3. Il résulte de ce qui précède que M. D... est fondé à soutenir que c'est à tort que, par l'ordonnance attaquée, le tribunal administratif de Strasbourg a rejeté sa demande comme irrecevable. L'ordonnance attaquée est irrégulière et doit donc être annulée.

4. Il y a lieu d'évoquer et de statuer immédiatement sur la demande présentée par M. D... devant le tribunal administratif de Strasbourg.
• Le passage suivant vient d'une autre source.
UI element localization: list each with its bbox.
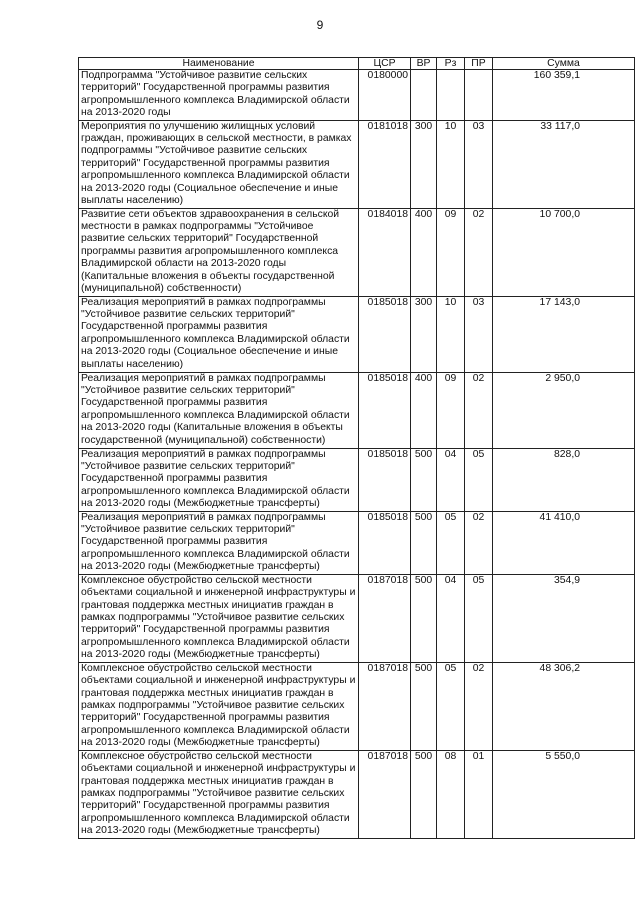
row-name: Комплексное обустройство сельской местности объектами социальной и инженерной инфраструктуры и грантовая поддержка местных инициатив граждан в рамках подпрограммы "Устойчивое развитие сельских территорий" Государственной программы развития агропромышленного комплекса Владимирской области на 2013-2020 годы (Межбюджетные трансферты) (79, 750, 359, 838)
row-sum: 10 700,0 (493, 208, 635, 296)
row-csr: 0185018 (359, 511, 411, 574)
row-rz: 10 (437, 296, 465, 372)
row-csr: 0181018 (359, 120, 411, 208)
row-csr: 0187018 (359, 662, 411, 750)
row-pr: 05 (465, 574, 493, 662)
row-sum: 2 950,0 (493, 372, 635, 448)
budget-table (78, 57, 635, 839)
row-pr (465, 70, 493, 121)
row-vr: 500 (411, 448, 437, 511)
row-sum: 828,0 (493, 448, 635, 511)
row-name: Подпрограмма "Устойчивое развитие сельских территорий" Государственной программы развития агропромышленного комплекса Владимирской области на 2013-2020 годы (79, 70, 359, 121)
row-pr: 05 (465, 448, 493, 511)
row-pr: 02 (465, 372, 493, 448)
row-rz: 04 (437, 448, 465, 511)
row-rz: 09 (437, 372, 465, 448)
row-rz: 08 (437, 750, 465, 838)
row-sum: 48 306,2 (493, 662, 635, 750)
row-pr: 03 (465, 296, 493, 372)
row-rz: 05 (437, 511, 465, 574)
row-name: Мероприятия по улучшению жилищных условий граждан, проживающих в сельской местности, в рамках подпрограммы "Устойчивое развитие сельских территорий" Государственной программы развития агропромышленного комплекса Владимирской области на 2013-2020 годы (Социальное обеспечение и иные выплаты населению) (79, 120, 359, 208)
row-pr: 02 (465, 662, 493, 750)
table-row (79, 750, 635, 838)
row-pr: 02 (465, 208, 493, 296)
row-vr: 400 (411, 372, 437, 448)
row-csr: 0185018 (359, 448, 411, 511)
table-row (79, 70, 635, 121)
header-name: Наименование (79, 58, 359, 70)
page-number: 9 (316, 18, 324, 32)
table-row (79, 511, 635, 574)
row-csr: 0185018 (359, 296, 411, 372)
header-sum: Сумма (493, 58, 635, 70)
row-vr: 300 (411, 296, 437, 372)
row-sum: 17 143,0 (493, 296, 635, 372)
row-rz: 09 (437, 208, 465, 296)
row-name: Реализация мероприятий в рамках подпрограммы "Устойчивое развитие сельских территорий" Государственной программы развития агропромышленного комплекса Владимирской области на 2013-2020 годы (Межбюджетные трансферты) (79, 448, 359, 511)
header-rz: Рз (437, 58, 465, 70)
row-pr: 03 (465, 120, 493, 208)
row-name: Комплексное обустройство сельской местности объектами социальной и инженерной инфраструктуры и грантовая поддержка местных инициатив граждан в рамках подпрограммы "Устойчивое развитие сельских территорий" Государственной программы развития агропромышленного комплекса Владимирской области на 2013-2020 годы (Межбюджетные трансферты) (79, 574, 359, 662)
row-vr: 300 (411, 120, 437, 208)
row-pr: 02 (465, 511, 493, 574)
row-csr: 0184018 (359, 208, 411, 296)
table-row (79, 574, 635, 662)
row-sum: 160 359,1 (493, 70, 635, 121)
row-name: Реализация мероприятий в рамках подпрограммы "Устойчивое развитие сельских территорий" Государственной программы развития агропромышленного комплекса Владимирской области на 2013-2020 годы (Социальное обеспечение и иные выплаты населению) (79, 296, 359, 372)
row-rz: 04 (437, 574, 465, 662)
row-vr: 500 (411, 662, 437, 750)
row-sum: 354,9 (493, 574, 635, 662)
row-name: Комплексное обустройство сельской местности объектами социальной и инженерной инфраструктуры и грантовая поддержка местных инициатив граждан в рамках подпрограммы "Устойчивое развитие сельских территорий" Государственной программы развития агропромышленного комплекса Владимирской области на 2013-2020 годы (Межбюджетные трансферты) (79, 662, 359, 750)
table-row (79, 662, 635, 750)
row-csr: 0180000 (359, 70, 411, 121)
row-name: Реализация мероприятий в рамках подпрограммы "Устойчивое развитие сельских территорий" Государственной программы развития агропромышленного комплекса Владимирской области на 2013-2020 годы (Межбюджетные трансферты) (79, 511, 359, 574)
row-rz (437, 70, 465, 121)
row-sum: 5 550,0 (493, 750, 635, 838)
row-vr: 500 (411, 750, 437, 838)
row-vr: 500 (411, 574, 437, 662)
row-vr: 500 (411, 511, 437, 574)
table-row (79, 120, 635, 208)
row-csr: 0185018 (359, 372, 411, 448)
row-sum: 41 410,0 (493, 511, 635, 574)
table-row (79, 372, 635, 448)
table-row (79, 208, 635, 296)
header-pr: ПР (465, 58, 493, 70)
row-name: Реализация мероприятий в рамках подпрограммы "Устойчивое развитие сельских территорий" Государственной программы развития агропромышленного комплекса Владимирской области на 2013-2020 годы (Капитальные вложения в объекты государственной (муниципальной) собственности) (79, 372, 359, 448)
table-row (79, 296, 635, 372)
row-csr: 0187018 (359, 750, 411, 838)
table-row (79, 448, 635, 511)
table-header-row (79, 58, 635, 70)
row-name: Развитие сети объектов здравоохранения в сельской местности в рамках подпрограммы "Устойчивое развитие сельских территорий" Государственной программы развития агропромышленного комплекса Владимирской области на 2013-2020 годы (Капитальные вложения в объекты государственной (муниципальной) собственности) (79, 208, 359, 296)
row-pr: 01 (465, 750, 493, 838)
row-vr: 400 (411, 208, 437, 296)
header-csr: ЦСР (359, 58, 411, 70)
row-sum: 33 117,0 (493, 120, 635, 208)
row-csr: 0187018 (359, 574, 411, 662)
row-vr (411, 70, 437, 121)
row-rz: 05 (437, 662, 465, 750)
header-vr: ВР (411, 58, 437, 70)
row-rz: 10 (437, 120, 465, 208)
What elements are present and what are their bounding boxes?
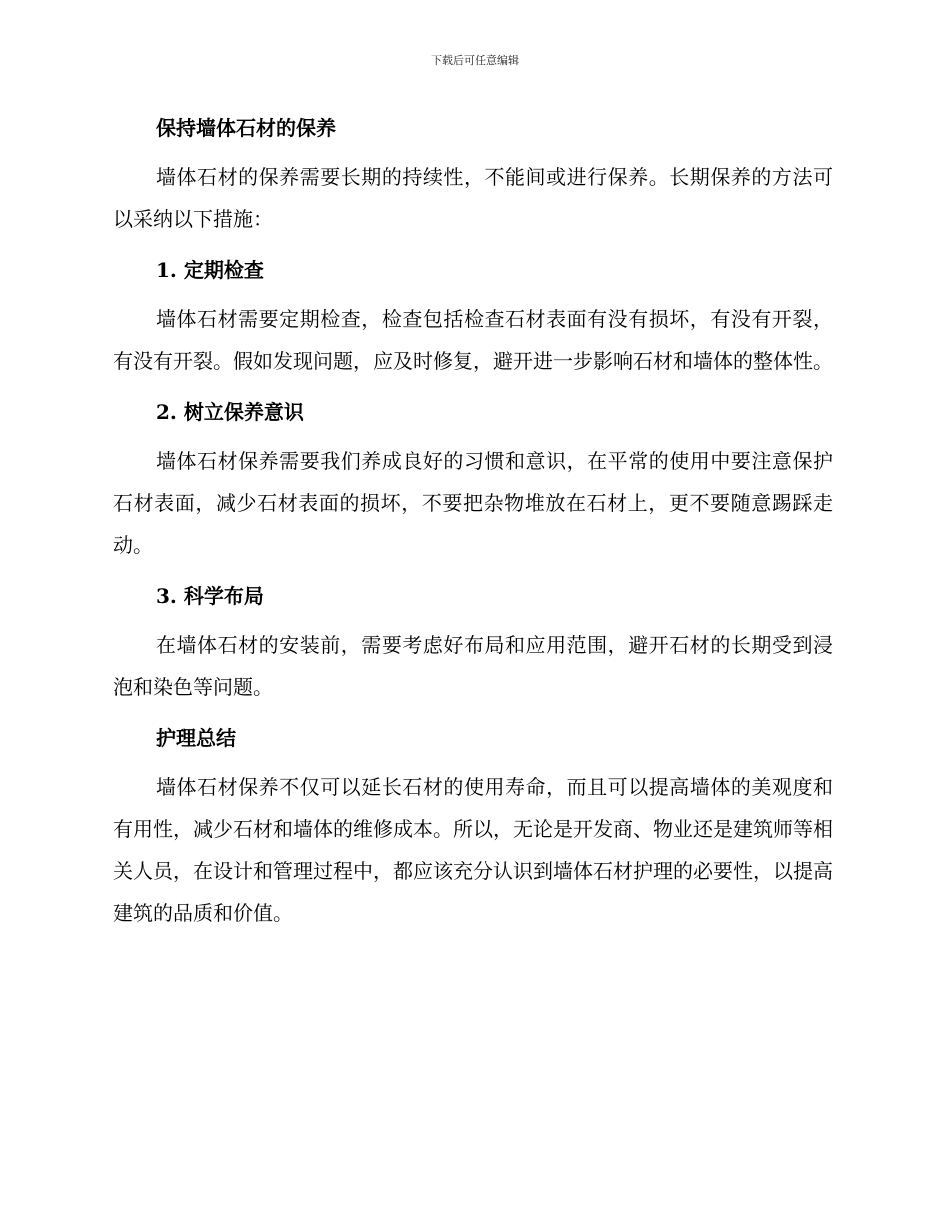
section-heading-awareness: 2. 树立保养意识 [156, 400, 304, 424]
section-paragraph-inspection: 墙体石材需要定期检查，检查包括检查石材表面有没有损坏，有没有开裂，有没有开裂。假如发现问题，应及时修复，避开进一步影响石材和墙体的整体性。 [113, 307, 833, 373]
header-note: 下载后可任意编辑 [431, 54, 519, 67]
section-paragraph-summary: 墙体石材保养不仅可以延长石材的使用寿命，而且可以提高墙体的美观度和有用性，减少石材和墙体的维修成本。所以，无论是开发商、物业还是建筑师等相关人员，在设计和管理过程中，都应该充分认识到墙体石材护理的必要性，以提高建筑的品质和价值。 [113, 775, 833, 925]
section-paragraph-awareness: 墙体石材保养需要我们养成良好的习惯和意识，在平常的使用中要注意保护石材表面，减少石材表面的损坏，不要把杂物堆放在石材上，更不要随意踢踩走动。 [113, 449, 833, 557]
section-paragraph-layout: 在墙体石材的安装前，需要考虑好布局和应用范围，避开石材的长期受到浸泡和染色等问题。 [113, 633, 833, 699]
document-body [113, 110, 833, 934]
section-heading-inspection: 1. 定期检查 [156, 258, 264, 282]
section-heading-layout: 3. 科学布局 [156, 584, 264, 608]
section-heading-summary: 护理总结 [156, 726, 236, 750]
section-paragraph-maintenance: 墙体石材的保养需要长期的持续性，不能间或进行保养。长期保养的方法可以采纳以下措施： [113, 165, 833, 231]
section-heading-maintenance: 保持墙体石材的保养 [156, 116, 336, 140]
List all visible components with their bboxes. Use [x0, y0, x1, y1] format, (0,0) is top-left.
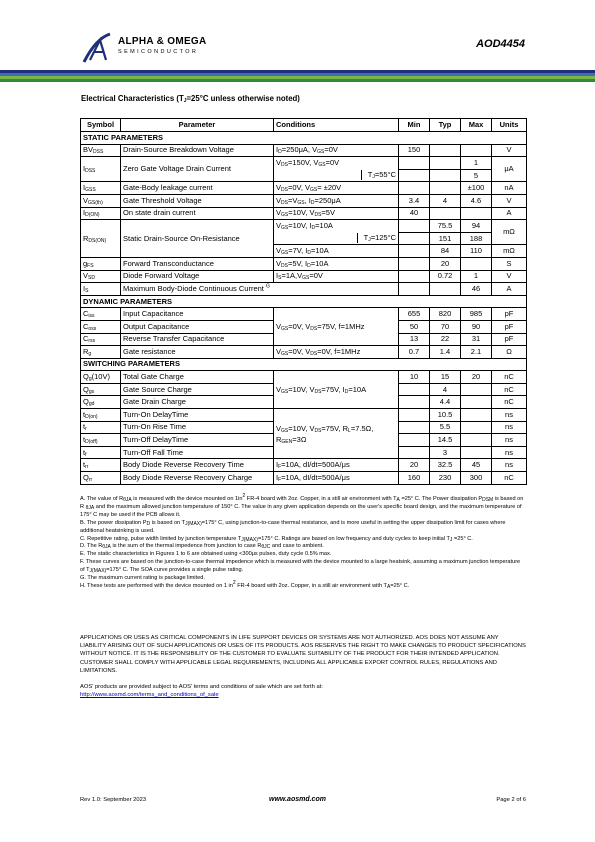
cond-cell: $V_{GS}=10V$, $V_{DS}=75V$, $R_L=7.5\Omega$, $R_{GEN}=3\Omega$ — [274, 409, 399, 459]
param-cell: Turn-Off Fall Time — [121, 446, 274, 459]
company-subtitle: SEMICONDUCTOR — [118, 49, 199, 55]
note-g: G. The maximum current rating is package limited. — [80, 575, 205, 582]
min-cell: 40 — [399, 207, 430, 220]
cond-cell: $I_F=10A$, dI/dt=500A/μs — [274, 459, 399, 472]
max-cell: 4.6 — [461, 194, 492, 207]
typ-cell: 22 — [430, 333, 461, 346]
section-switching: SWITCHING PARAMETERS — [81, 358, 527, 371]
param-cell: Body Diode Reverse Recovery Time — [121, 459, 274, 472]
section-dynamic: DYNAMIC PARAMETERS — [81, 295, 527, 308]
col-header-typ: Typ — [430, 119, 461, 132]
footnote-ref: G — [266, 283, 270, 290]
max-cell — [461, 144, 492, 157]
col-header-parameter: Parameter — [121, 119, 274, 132]
col-header-min: Min — [399, 119, 430, 132]
max-cell: 94 — [461, 220, 492, 233]
max-cell — [461, 446, 492, 459]
min-cell: 13 — [399, 333, 430, 346]
typ-cell: 84 — [430, 245, 461, 258]
min-cell — [399, 182, 430, 195]
footnotes — [80, 493, 526, 591]
symbol-cell: $V_{SD}$ — [81, 270, 121, 283]
max-cell — [461, 434, 492, 447]
min-cell — [399, 446, 430, 459]
min-cell: 3.4 — [399, 194, 430, 207]
unit-cell: S — [492, 257, 527, 270]
min-cell — [399, 409, 430, 422]
unit-cell: ns — [492, 409, 527, 422]
symbol-cell: $Q_g(10V)$ — [81, 371, 121, 384]
max-cell: 1 — [461, 270, 492, 283]
cond-cell: $V_{GS}=10V$, $V_{DS}=5V$ — [274, 207, 399, 220]
typ-cell — [430, 144, 461, 157]
typ-cell: 4 — [430, 383, 461, 396]
note-d: D. The $R_{\theta JA}$ is the sum of the thermal impedence from junction to case $R_{\theta JC}$ and case to ambient. — [80, 543, 324, 551]
table-row — [81, 220, 527, 233]
cond-cell: $V_{DS}=5V$, $I_D=10A$ — [274, 257, 399, 270]
disclaimer-text: APPLICATIONS OR USES AS CRITICAL COMPONENTS IN LIFE SUPPORT DEVICES OR SYSTEMS ARE NOT AUTHORIZED. AOS DOES NOT ASSUME ANY LIABILITY ARISING OUT OF SUCH APPLICATIONS OR USES OF ITS PRODUCTS. AOS RESERVES THE RIGHT TO MAKE CHANGES TO PRODUCT SPECIFICATIONS WITHOUT NOTICE. IT IS THE RESPONSIBILITY OF THE CUSTOMER TO EVALUATE SUITABILITY OF THE PRODUCT FOR THEIR INTENDED APPLICATION. CUSTOMER SHALL COMPLY WITH APPLICABLE LEGAL REQUIREMENTS, INCLUDING ALL APPLICABLE EXPORT CONTROL RULES, REGULATIONS AND LIMITATIONS. — [80, 635, 526, 674]
unit-cell: nC — [492, 371, 527, 384]
section-row — [81, 295, 527, 308]
param-cell: Output Capacitance — [121, 320, 274, 333]
unit-cell: pF — [492, 333, 527, 346]
min-cell: 160 — [399, 472, 430, 485]
table-row — [81, 346, 527, 359]
unit-cell: pF — [492, 308, 527, 321]
typ-cell: 20 — [430, 257, 461, 270]
disclaimer — [80, 634, 526, 699]
max-cell: 90 — [461, 320, 492, 333]
min-cell: 0.7 — [399, 346, 430, 359]
table-row — [81, 283, 527, 296]
param-cell: Input Capacitance — [121, 308, 274, 321]
unit-cell: A — [492, 207, 527, 220]
max-cell: ±100 — [461, 182, 492, 195]
min-cell — [399, 157, 430, 170]
page-number: Page 2 of 6 — [496, 797, 526, 803]
cond-cell: $I_F=10A$, dI/dt=500A/μs — [274, 472, 399, 485]
unit-cell: ns — [492, 446, 527, 459]
table-row — [81, 207, 527, 220]
header-stripes — [0, 70, 595, 82]
max-cell — [461, 383, 492, 396]
typ-cell: 4 — [430, 194, 461, 207]
param-cell: Reverse Transfer Capacitance — [121, 333, 274, 346]
param-cell: Gate Threshold Voltage — [121, 194, 274, 207]
note-c: C. Repetitive rating, pulse width limited by junction temperature $T_{J(MAX)}=175^\circ$ C. Ratings are based on low frequency and duty cycles to keep initial $T_J =25^\circ$ C. — [80, 535, 473, 543]
max-cell: 20 — [461, 371, 492, 384]
min-cell: 10 — [399, 371, 430, 384]
symbol-cell: $V_{GS(th)}$ — [81, 194, 121, 207]
max-cell: 188 — [461, 232, 492, 245]
param-cell: On state drain current — [121, 207, 274, 220]
typ-cell: 230 — [430, 472, 461, 485]
cond-cell: $V_{GS}=10V$, $I_D=10A$ — [274, 220, 399, 233]
table-row — [81, 371, 527, 384]
max-cell — [461, 207, 492, 220]
typ-cell: 75.5 — [430, 220, 461, 233]
unit-cell: mΩ — [492, 245, 527, 258]
max-cell: 110 — [461, 245, 492, 258]
electrical-characteristics-table — [80, 118, 527, 485]
unit-cell: pF — [492, 320, 527, 333]
param-cell: Static Drain-Source On-Resistance — [121, 220, 274, 258]
min-cell: 150 — [399, 144, 430, 157]
symbol-cell: $Q_{gs}$ — [81, 383, 121, 396]
min-cell: 655 — [399, 308, 430, 321]
param-cell: Turn-Off DelayTime — [121, 434, 274, 447]
max-cell — [461, 409, 492, 422]
max-cell — [461, 257, 492, 270]
symbol-cell: $R_g$ — [81, 346, 121, 359]
typ-cell: 4.4 — [430, 396, 461, 409]
symbol-cell: $t_{D(on)}$ — [81, 409, 121, 422]
symbol-cell: $I_{D(ON)}$ — [81, 207, 121, 220]
param-cell: Body Diode Reverse Recovery Charge — [121, 472, 274, 485]
col-header-conditions: Conditions — [274, 119, 399, 132]
typ-cell: 0.72 — [430, 270, 461, 283]
symbol-cell: $t_{rr}$ — [81, 459, 121, 472]
cond-cell — [274, 232, 399, 245]
min-cell — [399, 421, 430, 434]
unit-cell: mΩ — [492, 220, 527, 245]
table-row — [81, 409, 527, 422]
typ-cell: 151 — [430, 232, 461, 245]
cond-cell: $I_S=1A,V_{GS}=0V$ — [274, 270, 399, 283]
table-row — [81, 194, 527, 207]
param-cell: Total Gate Charge — [121, 371, 274, 384]
tj-cond: $T_J=125^\circ C$ — [357, 233, 396, 243]
min-cell — [399, 270, 430, 283]
symbol-cell: $t_f$ — [81, 446, 121, 459]
company-name: ALPHA & OMEGA — [118, 36, 207, 47]
min-cell — [399, 396, 430, 409]
max-cell — [461, 396, 492, 409]
cond-cell: $V_{GS}=7V$, $I_D=10A$ — [274, 245, 399, 258]
table-row — [81, 157, 527, 170]
param-cell: Gate Drain Charge — [121, 396, 274, 409]
max-cell: 31 — [461, 333, 492, 346]
col-header-units: Units — [492, 119, 527, 132]
min-cell — [399, 383, 430, 396]
unit-cell: Ω — [492, 346, 527, 359]
cond-cell: $V_{GS}=0V$, $V_{DS}=0V$, f=1MHz — [274, 346, 399, 359]
param-cell: Gate resistance — [121, 346, 274, 359]
typ-cell — [430, 182, 461, 195]
typ-cell: 5.5 — [430, 421, 461, 434]
unit-cell: ns — [492, 434, 527, 447]
param-cell: Diode Forward Voltage — [121, 270, 274, 283]
typ-cell: 32.5 — [430, 459, 461, 472]
symbol-cell: $t_r$ — [81, 421, 121, 434]
param-cell: Gate Source Charge — [121, 383, 274, 396]
cond-cell: $V_{DS}=150V$, $V_{GS}=0V$ — [274, 157, 399, 170]
unit-cell: V — [492, 270, 527, 283]
table-row — [81, 270, 527, 283]
symbol-cell: $C_{iss}$ — [81, 308, 121, 321]
symbol-cell: $BV_{DSS}$ — [81, 144, 121, 157]
table-header-row — [81, 119, 527, 132]
cond-cell: $V_{DS}=V_{GS}$, $I_D=250\mu A$ — [274, 194, 399, 207]
typ-cell: 14.5 — [430, 434, 461, 447]
col-header-symbol: Symbol — [81, 119, 121, 132]
table-row — [81, 459, 527, 472]
param-text: Maximum Body-Diode Continuous Current — [123, 283, 264, 293]
typ-cell — [430, 283, 461, 296]
param-cell: Gate-Body leakage current — [121, 182, 274, 195]
table-row — [81, 257, 527, 270]
symbol-cell: $I_{DSS}$ — [81, 157, 121, 182]
revision-label: Rev 1.0: September 2023 — [80, 797, 147, 803]
note-a: A. The value of $R_{\theta JA}$ is measured with the device mounted on $1in^2$ FR-4 board with 2oz. Copper, in a still air environment with $T_A =25^\circ$ C. The Power dissipation $P_{DSM}$ is based on R $_{\theta JA}$ and the maximum allowed junction temperature of 150° C. The value in any given application depends on the user's specific board design, and the maximum temperature of 175° C may be used if the PCB allows it. — [80, 493, 524, 518]
terms-text: AOS' products are provided subject to AOS' terms and conditions of sale which are set forth at: — [80, 684, 323, 691]
cond-cell: $I_D=250\mu A$, $V_{GS}=0V$ — [274, 144, 399, 157]
note-h: H. These tests are performed with the device mounted on 1 $in^2$ FR-4 board with 2oz. Copper, in a still air environment with $T_A=25^\circ$ C. — [80, 580, 410, 590]
symbol-cell: $R_{DS(ON)}$ — [81, 220, 121, 258]
min-cell — [399, 257, 430, 270]
symbol-cell: $C_{oss}$ — [81, 320, 121, 333]
min-cell: 20 — [399, 459, 430, 472]
typ-cell: 70 — [430, 320, 461, 333]
unit-cell: nC — [492, 396, 527, 409]
unit-cell: nA — [492, 182, 527, 195]
symbol-cell: $Q_{gd}$ — [81, 396, 121, 409]
section-title: Electrical Characteristics ($T_J=25^\circ C$ unless otherwise noted) — [81, 94, 300, 104]
section-static: STATIC PARAMETERS — [81, 132, 527, 145]
min-cell — [399, 245, 430, 258]
symbol-cell: $Q_{rr}$ — [81, 472, 121, 485]
unit-cell: nC — [492, 383, 527, 396]
note-b: B. The power dissipation $P_D$ is based on $T_{J(MAX)}=175^\circ$ C, using junction-to-case thermal resistance, and is more useful in setting the upper dissipation limit for cases where additional heatsinking is used. — [80, 519, 506, 534]
cond-cell — [274, 169, 399, 182]
min-cell — [399, 169, 430, 182]
company-logo-icon — [80, 30, 116, 68]
max-cell — [461, 421, 492, 434]
col-header-max: Max — [461, 119, 492, 132]
min-cell — [399, 434, 430, 447]
min-cell: 50 — [399, 320, 430, 333]
terms-link[interactable]: http://www.aosmd.com/terms_and_conditions_of_sale — [80, 692, 219, 699]
table-row — [81, 144, 527, 157]
unit-cell: nC — [492, 472, 527, 485]
typ-cell — [430, 207, 461, 220]
part-number: AOD4454 — [476, 38, 525, 50]
unit-cell: ns — [492, 459, 527, 472]
typ-cell — [430, 169, 461, 182]
max-cell: 5 — [461, 169, 492, 182]
param-cell: Turn-On Rise Time — [121, 421, 274, 434]
min-cell — [399, 283, 430, 296]
typ-cell: 10.5 — [430, 409, 461, 422]
unit-cell: ns — [492, 421, 527, 434]
max-cell: 300 — [461, 472, 492, 485]
unit-cell: V — [492, 144, 527, 157]
max-cell: 1 — [461, 157, 492, 170]
symbol-cell: $I_S$ — [81, 283, 121, 296]
param-cell: Forward Transconductance — [121, 257, 274, 270]
tj-cond: $T_J=55^\circ C$ — [361, 170, 396, 180]
typ-cell: 15 — [430, 371, 461, 384]
min-cell — [399, 232, 430, 245]
typ-cell: 3 — [430, 446, 461, 459]
table-row — [81, 182, 527, 195]
typ-cell — [430, 157, 461, 170]
page-header — [0, 0, 595, 90]
website-label: www.aosmd.com — [269, 796, 326, 803]
table-row — [81, 472, 527, 485]
max-cell: 2.1 — [461, 346, 492, 359]
note-e: E. The static characteristics in Figures 1 to 6 are obtained using <300μs pulses, duty cycle 0.5% max. — [80, 551, 332, 558]
param-cell: Turn-On DelayTime — [121, 409, 274, 422]
cond-cell: $V_{DS}=0V$, $V_{GS}= \pm 20V$ — [274, 182, 399, 195]
unit-cell: A — [492, 283, 527, 296]
cond-cell: $V_{GS}=10V$, $V_{DS}=75V$, $I_D=10A$ — [274, 371, 399, 409]
symbol-cell: $I_{GSS}$ — [81, 182, 121, 195]
unit-cell: V — [492, 194, 527, 207]
symbol-cell: $t_{D(off)}$ — [81, 434, 121, 447]
max-cell: 45 — [461, 459, 492, 472]
param-cell: Drain-Source Breakdown Voltage — [121, 144, 274, 157]
section-row — [81, 358, 527, 371]
param-cell — [121, 283, 399, 296]
min-cell — [399, 220, 430, 233]
typ-cell: 1.4 — [430, 346, 461, 359]
cond-cell: $V_{GS}=0V$, $V_{DS}=75V$, f=1MHz — [274, 308, 399, 346]
typ-cell: 820 — [430, 308, 461, 321]
max-cell: 985 — [461, 308, 492, 321]
section-row — [81, 132, 527, 145]
symbol-cell: $C_{rss}$ — [81, 333, 121, 346]
note-f: F. These curves are based on the junction-to-case thermal impedence which is measured with the device mounted to a large heatsink, assuming a maximum junction temperature of $T_{J(MAX)}=175^\circ$ C. The SOA curve provides a single pulse rating. — [80, 559, 521, 575]
max-cell: 46 — [461, 283, 492, 296]
param-cell: Zero Gate Voltage Drain Current — [121, 157, 274, 182]
unit-cell: μA — [492, 157, 527, 182]
symbol-cell: $g_{FS}$ — [81, 257, 121, 270]
table-row — [81, 308, 527, 321]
Sur la décision portant obligation de quitter le territoire français :

5. En premier lieu, la décision contestée, qui vise notamment les 2° et 5° de l'article

L. 611-1 du code de l'entrée et du séjour des étrangers et du droit d'asile et qui fait état de la menace à l'ordre public que son comportement constitue et du maintien de l'intéressé en situation irrégulière, comporte les considérations de droit et de fait qui en constituent le fondement. Cette décision est donc suffisamment motivée, contrairement à ce qu'allègue M. D....

6. En deuxième lieu, ainsi que la Cour de justice de l'Union européenne l'a jugé, notamment par son arrêt C-383/13 M. A..., N. R./Staatssecretaris van Veiligheid en Justitie du 10 septembre 2013, les auteurs de la directive du 16 décembre 2008, s'ils ont encadré de manière détaillée les garanties accordées aux ressortissants des Etats tiers concernés par les décisions d'éloignement ou de rétention, n'ont pas précisé si et dans quelles conditions devait être assuré le respect du droit de ces ressortissants d'être entendus, qui fait partie intégrante du respect des droits de la défense, principe général du droit de l'Union européenne. Si l'obligation de respecter les droits de la défense pèse en principe sur les administrations des Etats membres lorsqu'elles prennent des mesures entrant dans le champ d'application du droit de l'Union, il appartient aux Etats membres, dans le cadre de leur autonomie procédurale, de déterminer les conditions dans lesquelles doit être assuré, pour les ressortissants des Etats tiers en situation irrégulière, le respect du droit d'être entendu. Ce droit, qui se définit comme celui de toute personne de faire connaître, de manière utile et effective, son point de vue au cours d'une procédure administrative avant l'adoption de toute décision susceptible d'affecter de manière défavorable ses intérêts, ne saurait cependant être interprété en ce sens que l'autorité nationale compétente est tenue, dans tous les cas, d'entendre l'intéressé lorsque celui-ci a déjà eu la possibilité de présenter, de manière utile et effective, son point de vue sur la décision en cause.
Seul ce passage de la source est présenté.